SSL VPNs, unlike more traditional IPSec VPNs, let users remotely access corporate networks without having client software installed on their machines. Instead, users log in through Web browsers over a link encrypted with SSL. But because users can access networks in public locations or at home, sensitive data can be put at risk. Cisco says Twingos software will help it provide better endpoint security, officials said.
"This has really been the Achilles heel for SSL VPN technology," said Scott Pope, manager of security platforms for Ciscos VPN and Security Business Unit, in San Jose, Calif.
Twingos software addresses this problem by erasing temporary files, caches, cookies, e-mail file attachments and other downloaded data at the close of an SSL VPN user session.
"Basically it creates a vault with all the session information, and at the end of the session that vault is erased," Pope said. Twingo also helps protect against spyware.

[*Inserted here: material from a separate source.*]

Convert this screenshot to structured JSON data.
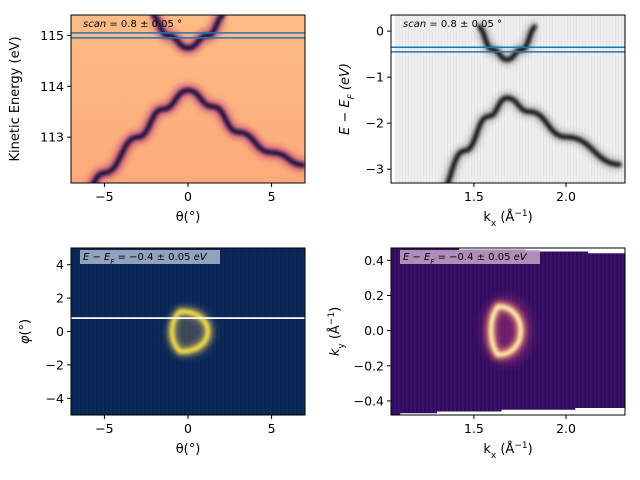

Additionally, Twingo addresses SSL VPN connectivity problems that result from variations in browser security settings or end-system administrative privileges. For example, Pope said, "home users can turn off the ability for browsers to run applets—which SSL VPN depends on."
Cisco plans to incorporate Twingos Virtual Secure Desktop into its existing WebVPN solution, beginning with the Cisco VPN 3000 Concentrator series. New products are expected in the second half of this year, Pope said. Cisco will fold Twingo into its VPN & Security Business Unit. The deal is expected to close this spring.